Elental® comprises amino acids, very little fat, vitamins, trace elements, and a major energy source, dextrin, but, does not include selenium [5]. The therapeutic effects of ED such as Elental® reportedly result from reductions in not only immune stimulation in the gut [7] and intestinal permeability [8,9], but also the concentrations of cytokines associated with mucosal inflammation [10]. Thus, based on the usefulness of ED in CD patients, continuous full and/or half ED is frequently used for inducing and maintaining remission [5,11,12]. On the other hand, one report described the risk of decreased concentrations of serum selenium under long-term management with full ED [13]. In general, selenium deficiency is known to arise among 1 month to 6 years after starting total parenteral nutrition (TPN) [14-16]. Long-term full ED administration is also supposed to cause selenium deficiency. Clinical knowledge regarding increased risks for selenium deficiency during full ED, and signs and symptoms of selenium deficiency are generally lacking for physicians and gastroenterologists. In addition, sodium selenite has not been approved for the treatment of selenium deficiency in Japan. Therefore, a long time may pass before a definitive diagnosis of selenium deficiency is reached and treatment is started. In the present case, 13 years elapsed before treatment with sodium selenite was started.
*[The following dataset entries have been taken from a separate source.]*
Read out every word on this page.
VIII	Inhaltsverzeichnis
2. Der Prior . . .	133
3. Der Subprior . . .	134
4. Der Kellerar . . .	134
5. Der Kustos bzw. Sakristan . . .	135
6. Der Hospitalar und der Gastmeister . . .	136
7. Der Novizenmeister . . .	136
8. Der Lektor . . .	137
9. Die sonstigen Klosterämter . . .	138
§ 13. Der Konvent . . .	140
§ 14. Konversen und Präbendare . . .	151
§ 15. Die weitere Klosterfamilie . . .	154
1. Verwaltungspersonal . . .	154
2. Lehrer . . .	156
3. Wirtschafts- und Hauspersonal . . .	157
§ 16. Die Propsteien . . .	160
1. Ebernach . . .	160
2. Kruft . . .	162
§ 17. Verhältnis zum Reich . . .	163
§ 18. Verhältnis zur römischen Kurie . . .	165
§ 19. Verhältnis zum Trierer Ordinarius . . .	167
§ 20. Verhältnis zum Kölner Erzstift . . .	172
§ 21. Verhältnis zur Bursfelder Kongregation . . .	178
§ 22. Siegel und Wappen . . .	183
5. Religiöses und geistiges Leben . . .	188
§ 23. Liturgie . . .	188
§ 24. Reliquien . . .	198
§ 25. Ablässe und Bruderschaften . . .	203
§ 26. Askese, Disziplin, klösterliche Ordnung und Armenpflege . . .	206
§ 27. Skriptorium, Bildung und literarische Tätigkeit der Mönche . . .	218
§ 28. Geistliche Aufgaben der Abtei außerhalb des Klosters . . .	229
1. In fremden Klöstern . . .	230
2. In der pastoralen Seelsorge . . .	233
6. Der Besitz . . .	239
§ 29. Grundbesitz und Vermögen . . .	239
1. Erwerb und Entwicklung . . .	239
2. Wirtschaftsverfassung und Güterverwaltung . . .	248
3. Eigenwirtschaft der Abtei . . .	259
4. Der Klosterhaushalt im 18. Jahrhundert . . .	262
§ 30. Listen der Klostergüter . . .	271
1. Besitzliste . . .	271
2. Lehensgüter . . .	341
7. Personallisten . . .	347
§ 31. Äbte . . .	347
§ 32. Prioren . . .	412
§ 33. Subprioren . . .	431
Selenium is incorporated in glutathione peroxidase (GPx) and selenoprotein P as a key element, and plays an important role in the stability of the plasma membranes of neurons, erythrocytes, muscle and liver cells. GPxs act as reductases eliminating the oxidants and lipid peroxides constitutively produced in cells [17,18]. Attenuation of GPxs by selenium deficiency cause cardiac and skeletal myopathy [19,20], liver damage, erythrocyte macrocytosis [21,22], encephalopathy [21], neuropathy [21] and nail and hair abnormalities [6,22-24]. In particular, whitened nail beds in the hands and/or feet represent a well-known sign. In the present case, curly, ulotrichous hair was observed in addition to recurved and flat nails on the hands, but nail beds were not whitened. Based on the fact that nail changes gradually resolved soon after sodium selenite was administered, recurved and flat nails may also represent a symptom associated with selenium deficiency. Moreover, this suggested that changes to nails and hair might support definitive diagnosis of selenium deficiency and monitoring of the effects of therapeutic treatment, as the turnover of nails and hair is rapid.
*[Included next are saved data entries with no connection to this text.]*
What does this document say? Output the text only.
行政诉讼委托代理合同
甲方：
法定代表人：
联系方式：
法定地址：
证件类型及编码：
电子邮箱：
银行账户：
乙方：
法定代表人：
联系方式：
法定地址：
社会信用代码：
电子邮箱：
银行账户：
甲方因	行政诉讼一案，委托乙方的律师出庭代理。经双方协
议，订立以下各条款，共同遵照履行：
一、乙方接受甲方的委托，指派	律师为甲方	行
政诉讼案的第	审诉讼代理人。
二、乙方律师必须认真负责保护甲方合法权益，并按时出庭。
Visual disturbance is another key symptom observed in selenium deficiency, and other neurological symptoms included dysarthria, spasticity of the extremities, ataxia and sensory disturbance. These manifestations occurred 1-12 years after starting TPN or elemental enteral nutrition [6,21,25]. In the present case, visual disturbances and sensory disturbances of the limbs remained unchanged, and persisted. Most cases with neurological disorders receiving sodium selenite have shown no or only slight improvement [21]. These unfavourable outcomes may mainly result from irreversible oxidative damage to the brain related to the low levels of GPxs and other selenoproteins due to selenium deficiency [25].
In conclusion, clinical history and manifestations including hair and nail changes, visual disturbances and sensory disturbances of the limbs, and macrocytosis may be useful to make a diagnosis. Since the prognoses of visual and sensory disturbances don’t seem so good, selenium should be administered rapidly before those disturbances emerge if deficiency is suspected.